Davon zu unterscheiden ist die Volksbefragung oder Bürgerbefragung: Sie ist unverbindlich. Die Politik holt sich ein Meinungsbild ein, ist an das Ergebnis aber rechtlich nicht gebunden. Ähnlich niedrigschwellig, aber ohne Abstimmungscharakter, sind Petitionen und andere Formen des Bürgerdialogs, mit denen man Anliegen an Parlamente heranträgt.
Kurz gefasst: Volksentscheid = Land, verbindlich. Bürgerentscheid = Kommune, verbindlich. Befragung = unverbindlich. Und über allem steht die föderale Grundregel dieses Themas — die genauen Bedingungen legt jedes Bundesland für sich fest.

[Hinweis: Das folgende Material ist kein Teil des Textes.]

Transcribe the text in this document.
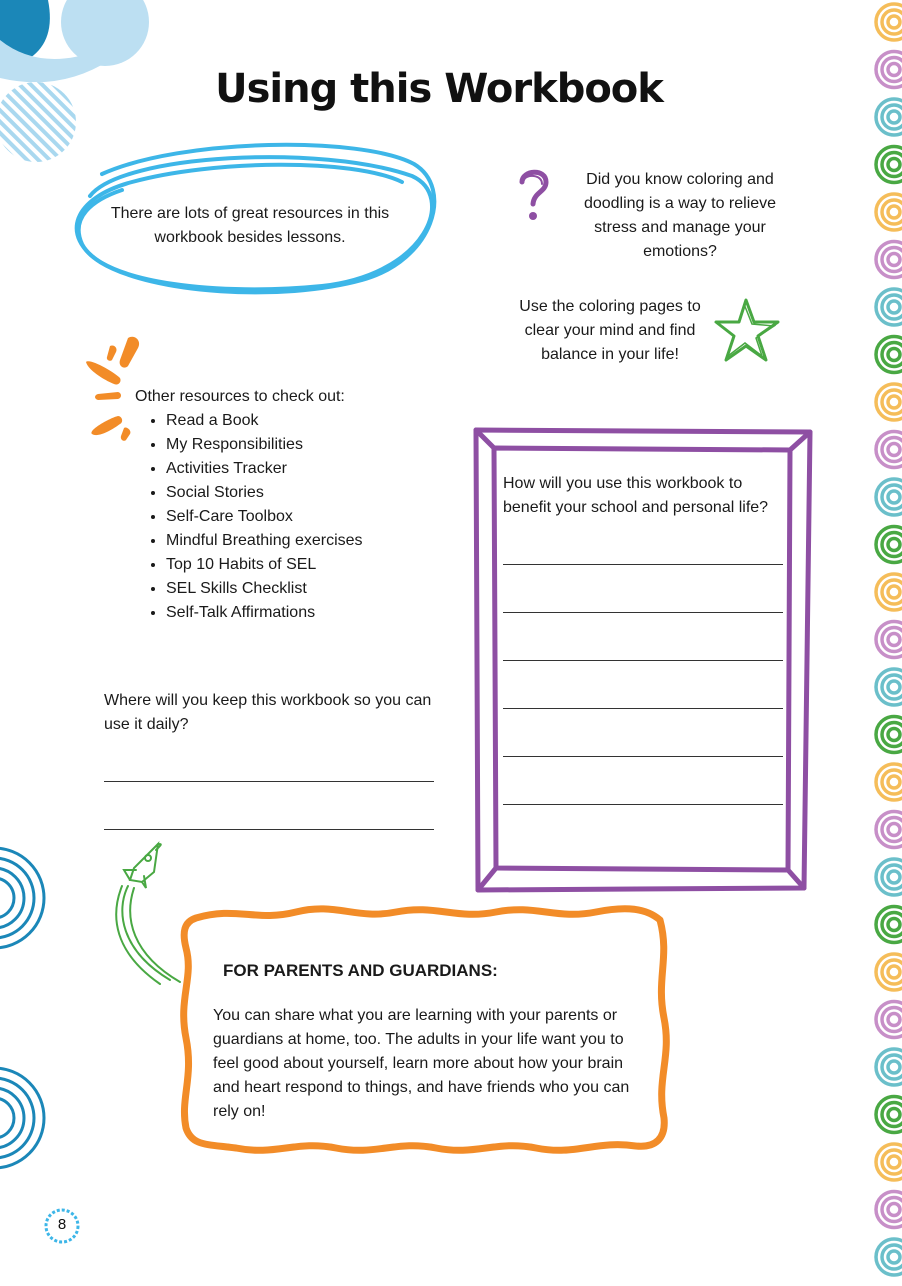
Using this Workbook
There are lots of great resources in this workbook besides lessons.
Did you know coloring and doodling is a way to relieve stress and manage your emotions?
Use the coloring pages to clear your mind and find balance in your life!
Other resources to check out:
• Read a Book
• My Responsibilities
• Activities Tracker
• Social Stories
• Self-Care Toolbox
• Mindful Breathing exercises
• Top 10 Habits of SEL
• SEL Skills Checklist
• Self-Talk Affirmations
Where will you keep this workbook so you can use it daily?
How will you use this workbook to benefit your school and personal life?
FOR PARENTS AND GUARDIANS:
You can share what you are learning with your parents or guardians at home, too. The adults in your life want you to feel good about yourself, learn more about how your brain and heart respond to things, and have friends who you can rely on!
8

Häufige Fragen zum Volksentscheid
Fünf Fragen, die immer wieder gestellt werden — kurz beantwortet.
Kann ich über ein Bundesgesetz abstimmen?
Nein. Das Grundgesetz lässt einen bundesweiten Volksentscheid nur bei der Neugliederung des Bundesgebiets zu (Art. 29 GG). Über normale Bundesgesetze entscheidet allein der Bundestag.
Wie viele Unterschriften braucht ein Volksbegehren?
Das ist Ländersache und reicht von rund 5 bis 10 Prozent der Wahlberechtigten — je nach Land oft mehrere Hunderttausend gültige Unterschriften in wenigen Monaten.
Warum scheitert ein Volksentscheid trotz Mehrheit?
Wegen des Zustimmungsquorums: In den meisten Ländern müssen die Ja-Stimmen einen Mindestanteil aller Wahlberechtigten erreichen, nicht nur der Abstimmenden. Ist die Beteiligung niedrig, reicht eine Mehrheit unter den Teilnehmern nicht.
Gibt es Themen, über die nicht abgestimmt werden darf?
Ja. In vielen Ländern sind unter anderem der Landeshaushalt, Abgaben und Amtsbezüge ausgenommen. Über das Geld des Landes soll das gewählte Parlament entscheiden.
Ist ein gescheitertes Volksbegehren umsonst?
Nicht unbedingt. Schon viele Unterschriften sind ein starkes politisches Signal. Parlamente greifen Forderungen erfolgreicher Volksbegehren häufig von sich aus auf, auch ohne dass es zum Volksentscheid kommt.